The following is an excerpt from an op-ed by Jessica Chen Weiss, Senior Fellow at the Asia Society Policy Institute's Center for China Analysis originally published in Foreign Affairs.
In the West and parts of Asia, concern is mounting that China might invade Taiwan to distract from mounting domestic challenges or because Chinese leaders imagine that their window of opportunity to seize the island is closing. Facing an economic slowdown and rising unemployment, some analysts argue, Beijing might be tempted to launch a military offensive to rally popular support. In January 2023, for instance, Taiwan’s foreign minister, Joseph Wu, speculated that Chinese President Xi Jinping might create an external crisis “to divert domestic attention or to show to the Chinese that he has accomplished something.”
Other analysts warn of an impending war because China’s rise is slowing. In their view, Beijing might try to seize the opportunity to use force against Taiwan while it has the advantage. Admiral Mike Gilday, chief of U.S. naval operations, suggested in October 2022 that China could try to take Taiwan as early as 2022 or 2023. Other U.S. officials, including Mark Milley, the chairman of the Joint Chiefs of Staff, and William Burns, the director of the Central Intelligence Agency, have cautioned that Xi has not yet decided to invade Taiwan. But there is growing concern among some Western security analysts and policymakers that once the People’s Liberation Army (PLA) believes it has the military capability to invade Taiwan and hold the United States at bay, Xi will order an invasion.
Fears that China will soon invade Taiwan are overblown. There is little evidence that Chinese leaders see a closing window for action. Such fears appear to be driven more by Washington’s assessments of its own military vulnerabilities than by Beijing’s risk-reward calculus. Historically, Chinese leaders have not started wars to divert attention from domestic challenges, and they continue to favor using measures short of conflict to achieve their objectives. If anything, problems at home have moderated Chinese foreign policy, and Chinese popular opinion has tended to reward government bluster and displays of resolve that do not lead to open conflict.
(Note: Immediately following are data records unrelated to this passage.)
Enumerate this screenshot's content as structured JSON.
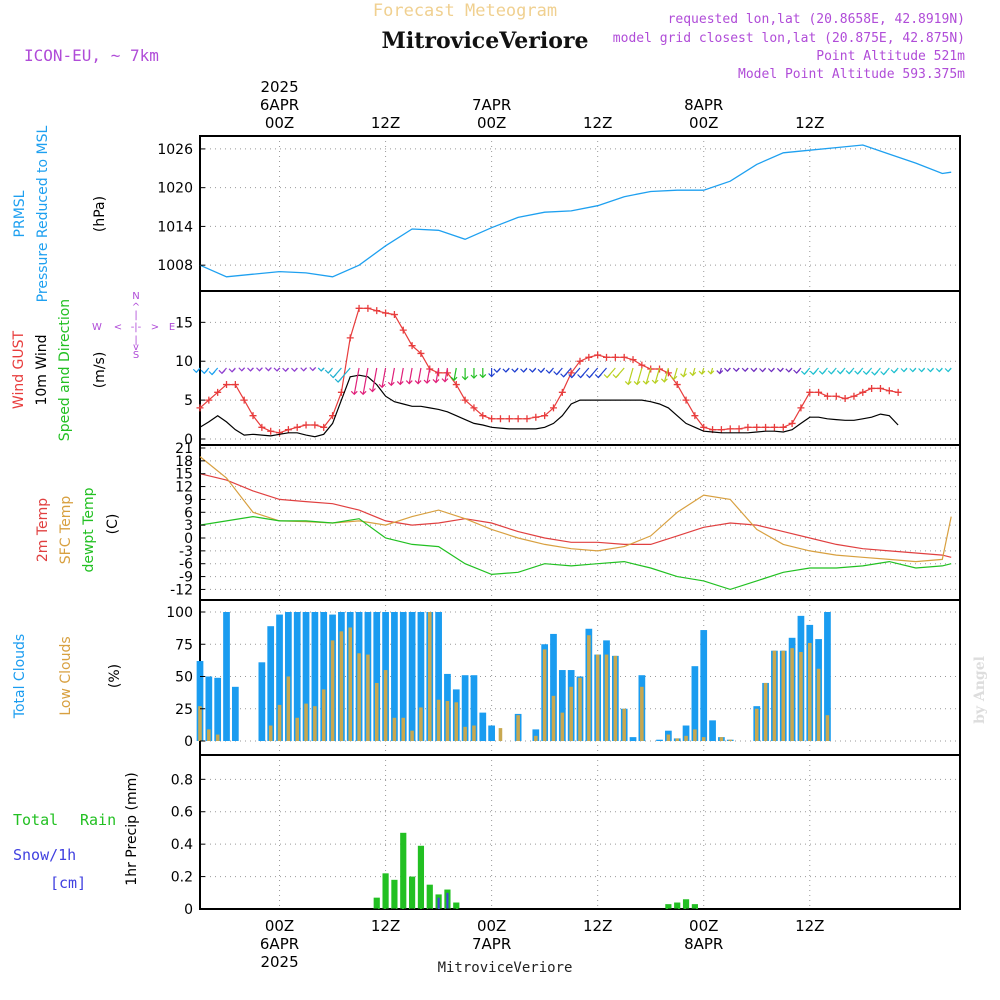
{
  "header": {
    "forecast_label": "Forecast Meteogram",
    "title": "MitroviceVeriore",
    "model": "ICON-EU, ~ 7km",
    "requested": "requested lon,lat (20.8658E, 42.8919N)",
    "closest": "model grid closest lon,lat (20.875E, 42.875N)",
    "point_altitude": "Point Altitude 521m",
    "model_altitude": "Model Point Altitude 593.375m",
    "footer_title": "MitroviceVeriore",
    "credit": "by Angel"
  },
  "colors": {
    "pressure": "#1ea0f0",
    "gust": "#e83c3c",
    "wind": "#000000",
    "arrow_green": "#22c022",
    "temp": "#e04040",
    "sfc": "#d8a040",
    "dew": "#22c022",
    "total_cloud": "#1a9cf0",
    "low_cloud": "#c8a850",
    "rain": "#22c022",
    "snow": "#4040e0",
    "purple": "#b04cd8",
    "forecast": "#f0d090"
  },
  "panel_labels": {
    "pressure": [
      "PRMSL",
      "Pressure Reduced to MSL",
      "(hPa)"
    ],
    "wind": [
      "Wind GUST",
      "10m Wind",
      "Speed and Direction",
      "(m/s)"
    ],
    "compass": {
      "n": "N",
      "s": "S",
      "w": "W",
      "e": "E"
    },
    "temp": [
      "2m Temp",
      "SFC Temp",
      "dewpt Temp",
      "(C)"
    ],
    "cloud": [
      "Total Clouds",
      "Low Clouds",
      "(%)"
    ],
    "precip": [
      "Total",
      "Rain",
      "Snow/1h",
      "[cm]",
      "1hr Precip (mm)"
    ]
  },
  "time_axis": {
    "top": [
      {
        "lines": [
          "2025",
          "6APR",
          "00Z"
        ],
        "i": 9
      },
      {
        "lines": [
          "12Z"
        ],
        "i": 21
      },
      {
        "lines": [
          "7APR",
          "00Z"
        ],
        "i": 33
      },
      {
        "lines": [
          "12Z"
        ],
        "i": 45
      },
      {
        "lines": [
          "8APR",
          "00Z"
        ],
        "i": 57
      },
      {
        "lines": [
          "12Z"
        ],
        "i": 69
      }
    ],
    "bottom": [
      {
        "lines": [
          "00Z",
          "6APR",
          "2025"
        ],
        "i": 9
      },
      {
        "lines": [
          "12Z"
        ],
        "i": 21
      },
      {
        "lines": [
          "00Z",
          "7APR"
        ],
        "i": 33
      },
      {
        "lines": [
          "12Z"
        ],
        "i": 45
      },
      {
        "lines": [
          "00Z",
          "8APR"
        ],
        "i": 57
      },
      {
        "lines": [
          "12Z"
        ],
        "i": 69
      }
    ]
  },
  "chart_data": [
    {
      "type": "line",
      "title": "PRMSL Pressure Reduced to MSL",
      "ylabel": "(hPa)",
      "ylim": [
        1004,
        1028
      ],
      "yticks": [
        1008,
        1014,
        1020,
        1026
      ],
      "x_hours": [
        -9,
        -6,
        -3,
        0,
        3,
        6,
        9,
        12,
        15,
        18,
        21,
        24,
        27,
        30,
        33,
        36,
        39,
        42,
        45,
        48,
        51,
        54,
        57,
        60,
        63,
        66,
        69,
        72,
        75,
        76
      ],
      "series": [
        {
          "name": "PRMSL",
          "values": [
            1008.0,
            1006.2,
            1006.6,
            1007.0,
            1006.8,
            1006.2,
            1008.0,
            1011.0,
            1013.6,
            1013.4,
            1012.0,
            1013.8,
            1015.4,
            1016.2,
            1016.4,
            1017.2,
            1018.6,
            1019.4,
            1019.6,
            1019.6,
            1021.0,
            1023.6,
            1025.4,
            1025.8,
            1026.2,
            1026.6,
            1025.2,
            1023.8,
            1022.2,
            1022.4
          ]
        }
      ]
    },
    {
      "type": "line",
      "title": "Wind GUST / 10m Wind Speed and Direction",
      "ylabel": "(m/s)",
      "ylim": [
        0,
        18
      ],
      "yticks": [
        0,
        5,
        10,
        15
      ],
      "x_hours": [
        -9,
        -8,
        -7,
        -6,
        -5,
        -4,
        -3,
        -2,
        -1,
        0,
        1,
        2,
        3,
        4,
        5,
        6,
        7,
        8,
        9,
        10,
        11,
        12,
        13,
        14,
        15,
        16,
        17,
        18,
        19,
        20,
        21,
        22,
        23,
        24,
        25,
        26,
        27,
        28,
        29,
        30,
        31,
        32,
        33,
        34,
        35,
        36,
        37,
        38,
        39,
        40,
        41,
        42,
        43,
        44,
        45,
        46,
        47,
        48,
        49,
        50,
        51,
        52,
        53,
        54,
        55,
        56,
        57,
        58,
        59,
        60,
        61,
        62,
        63,
        64,
        65,
        66,
        67,
        68,
        69,
        70,
        71,
        72,
        73,
        74,
        75,
        76
      ],
      "series": [
        {
          "name": "Wind GUST",
          "values": [
            4.0,
            5.0,
            6.0,
            7.0,
            7.0,
            5.0,
            3.0,
            1.5,
            1.0,
            0.8,
            1.2,
            1.5,
            1.8,
            1.8,
            1.5,
            3.0,
            6.0,
            13.0,
            16.8,
            16.8,
            16.5,
            16.2,
            16.0,
            14.0,
            12.0,
            11.0,
            9.0,
            8.5,
            8.5,
            7.0,
            5.0,
            4.0,
            3.0,
            2.6,
            2.6,
            2.6,
            2.6,
            2.6,
            2.8,
            3.0,
            4.0,
            6.0,
            8.5,
            10.0,
            10.5,
            10.8,
            10.5,
            10.5,
            10.5,
            10.2,
            9.5,
            9.0,
            9.0,
            8.5,
            7.0,
            5.0,
            3.0,
            1.5,
            1.2,
            1.2,
            1.3,
            1.3,
            1.5,
            1.5,
            1.5,
            1.5,
            1.5,
            2.0,
            4.0,
            6.0,
            6.0,
            5.5,
            5.5,
            5.2,
            5.5,
            6.0,
            6.5,
            6.5,
            6.2,
            6.0
          ]
        },
        {
          "name": "10m Wind",
          "values": [
            1.5,
            2.2,
            3.0,
            2.2,
            1.2,
            0.5,
            0.6,
            0.5,
            0.4,
            0.6,
            0.8,
            0.8,
            0.5,
            0.3,
            0.6,
            2.0,
            5.0,
            8.0,
            8.2,
            8.0,
            7.0,
            5.5,
            4.8,
            4.5,
            4.2,
            4.2,
            4.0,
            3.8,
            3.5,
            3.0,
            2.5,
            2.0,
            1.8,
            1.5,
            1.4,
            1.3,
            1.3,
            1.3,
            1.3,
            1.5,
            2.0,
            3.0,
            4.5,
            5.0,
            5.0,
            5.0,
            5.0,
            5.0,
            5.0,
            5.0,
            5.0,
            4.8,
            4.5,
            4.0,
            3.0,
            2.0,
            1.5,
            1.0,
            0.9,
            0.8,
            0.8,
            0.8,
            0.8,
            0.9,
            1.0,
            1.0,
            0.9,
            1.2,
            2.0,
            2.8,
            2.8,
            2.6,
            2.5,
            2.4,
            2.4,
            2.6,
            2.8,
            3.2,
            3.0,
            1.8
          ]
        }
      ]
    },
    {
      "type": "line",
      "title": "2m Temp / SFC Temp / dewpt Temp",
      "ylabel": "(C)",
      "ylim": [
        -14,
        21
      ],
      "yticks": [
        -12,
        -9,
        -6,
        -3,
        0,
        3,
        6,
        9,
        12,
        15,
        18,
        21
      ],
      "x_hours": [
        -9,
        -6,
        -3,
        0,
        3,
        6,
        9,
        12,
        15,
        18,
        21,
        24,
        27,
        30,
        33,
        36,
        39,
        42,
        45,
        48,
        51,
        54,
        57,
        60,
        63,
        66,
        69,
        72,
        75,
        76
      ],
      "series": [
        {
          "name": "2m Temp",
          "values": [
            15.0,
            13.5,
            11.0,
            9.0,
            8.5,
            8.0,
            6.5,
            4.0,
            3.0,
            3.5,
            4.5,
            3.5,
            1.5,
            0.0,
            -1.0,
            -1.0,
            -1.5,
            -1.5,
            0.5,
            2.5,
            3.5,
            3.0,
            1.5,
            0.0,
            -1.5,
            -2.5,
            -3.0,
            -3.5,
            -4.0,
            -4.5
          ]
        },
        {
          "name": "SFC Temp",
          "values": [
            19.0,
            14.0,
            6.0,
            4.0,
            3.8,
            3.5,
            4.0,
            3.0,
            5.0,
            6.5,
            4.5,
            2.0,
            0.0,
            -1.5,
            -2.5,
            -3.0,
            -2.0,
            0.5,
            6.0,
            10.0,
            9.0,
            2.0,
            -1.5,
            -3.0,
            -4.0,
            -4.5,
            -5.0,
            -5.5,
            -5.0,
            5.0
          ]
        },
        {
          "name": "dewpt Temp",
          "values": [
            3.0,
            4.0,
            5.0,
            4.0,
            4.0,
            3.5,
            4.5,
            0.0,
            -1.5,
            -2.0,
            -6.0,
            -8.5,
            -8.0,
            -6.0,
            -6.5,
            -6.0,
            -5.5,
            -7.0,
            -9.0,
            -10.0,
            -12.0,
            -10.0,
            -8.0,
            -7.0,
            -7.0,
            -6.5,
            -5.5,
            -7.0,
            -6.5,
            -6.0
          ]
        }
      ]
    },
    {
      "type": "bar",
      "title": "Total Clouds / Low Clouds",
      "ylabel": "(%)",
      "ylim": [
        0,
        100
      ],
      "yticks": [
        0,
        25,
        50,
        75,
        100
      ],
      "x_hours": [
        -9,
        -8,
        -7,
        -6,
        -5,
        -4,
        -3,
        -2,
        -1,
        0,
        1,
        2,
        3,
        4,
        5,
        6,
        7,
        8,
        9,
        10,
        11,
        12,
        13,
        14,
        15,
        16,
        17,
        18,
        19,
        20,
        21,
        22,
        23,
        24,
        25,
        26,
        27,
        28,
        29,
        30,
        31,
        32,
        33,
        34,
        35,
        36,
        37,
        38,
        39,
        40,
        41,
        42,
        43,
        44,
        45,
        46,
        47,
        48,
        49,
        50,
        51,
        52,
        53,
        54,
        55,
        56,
        57,
        58,
        59,
        60,
        61,
        62,
        63,
        64,
        65,
        66,
        67,
        68,
        69,
        70,
        71,
        72,
        73,
        74,
        75,
        76
      ],
      "series": [
        {
          "name": "Total Clouds",
          "values": [
            62,
            50,
            49,
            100,
            42,
            0,
            0,
            61,
            89,
            98,
            100,
            100,
            100,
            100,
            100,
            98,
            100,
            100,
            100,
            100,
            100,
            100,
            100,
            100,
            100,
            100,
            100,
            100,
            52,
            40,
            51,
            51,
            22,
            12,
            0,
            0,
            21,
            0,
            9,
            75,
            83,
            55,
            55,
            50,
            87,
            67,
            78,
            66,
            25,
            3,
            51,
            0,
            1,
            8,
            2,
            12,
            58,
            86,
            16,
            3,
            1,
            0,
            0,
            27,
            45,
            70,
            70,
            80,
            97,
            90,
            79,
            100,
            0,
            0,
            0,
            0,
            0,
            0,
            0,
            0
          ]
        },
        {
          "name": "Low Clouds",
          "values": [
            27,
            9,
            5,
            0,
            0,
            0,
            0,
            0,
            12,
            28,
            50,
            18,
            29,
            27,
            40,
            78,
            85,
            88,
            68,
            67,
            45,
            55,
            18,
            18,
            8,
            26,
            100,
            32,
            31,
            30,
            11,
            12,
            0,
            0,
            10,
            0,
            20,
            0,
            4,
            71,
            35,
            22,
            42,
            49,
            82,
            67,
            67,
            66,
            25,
            0,
            42,
            0,
            0,
            5,
            2,
            4,
            9,
            3,
            0,
            3,
            1,
            0,
            0,
            25,
            45,
            70,
            70,
            72,
            69,
            76,
            56,
            20,
            0,
            0,
            0,
            0,
            0,
            0,
            0,
            0
          ]
        }
      ]
    },
    {
      "type": "bar",
      "title": "1hr Precip (mm)",
      "ylabel": "1hr Precip (mm)",
      "ylim": [
        0,
        0.95
      ],
      "yticks": [
        0,
        0.2,
        0.4,
        0.6,
        0.8
      ],
      "series": [
        {
          "name": "Total Rain",
          "points": [
            [
              11,
              0.07
            ],
            [
              12,
              0.22
            ],
            [
              13,
              0.18
            ],
            [
              14,
              0.47
            ],
            [
              15,
              0.2
            ],
            [
              16,
              0.39
            ],
            [
              17,
              0.15
            ],
            [
              18,
              0.09
            ],
            [
              19,
              0.12
            ],
            [
              20,
              0.04
            ],
            [
              44,
              0.03
            ],
            [
              45,
              0.04
            ],
            [
              46,
              0.06
            ],
            [
              47,
              0.03
            ]
          ]
        },
        {
          "name": "Snow/1h",
          "points": [
            [
              18,
              0.07
            ],
            [
              19,
              0.1
            ]
          ]
        }
      ]
    }
  ]
}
If Western policymakers exaggerate the risk of a Chinese invasion of Taiwan, they might inadvertently create a self-fulfilling prophecy. Instead of worrying that Beijing will gin up a foreign crisis to bolster its standing at home or assuming that Beijing feels pressured to invade in the near term, the United States should focus on arresting — or at least decelerating — the action-reaction spiral that has steadily ratcheted up tensions and made a crisis more likely. That does not mean halting efforts to bolster Taiwan’s resilience to Chinese coercion or to diversify the United States’ defense posture in the region. But it does mean avoiding needless confrontation and identifying reciprocal steps that Washington and Beijing could take to lower the temperature.
The hard but crucial task for U.S. policymakers is to thread the needle between deterrence and provocation. Symbolic displays of resolve, unconditional commitments to defend Taiwan, and pledges of a surge in U.S. military power in the region could stray too far toward the latter, inadvertently provoking the very conflict U.S. policymakers seek to deter.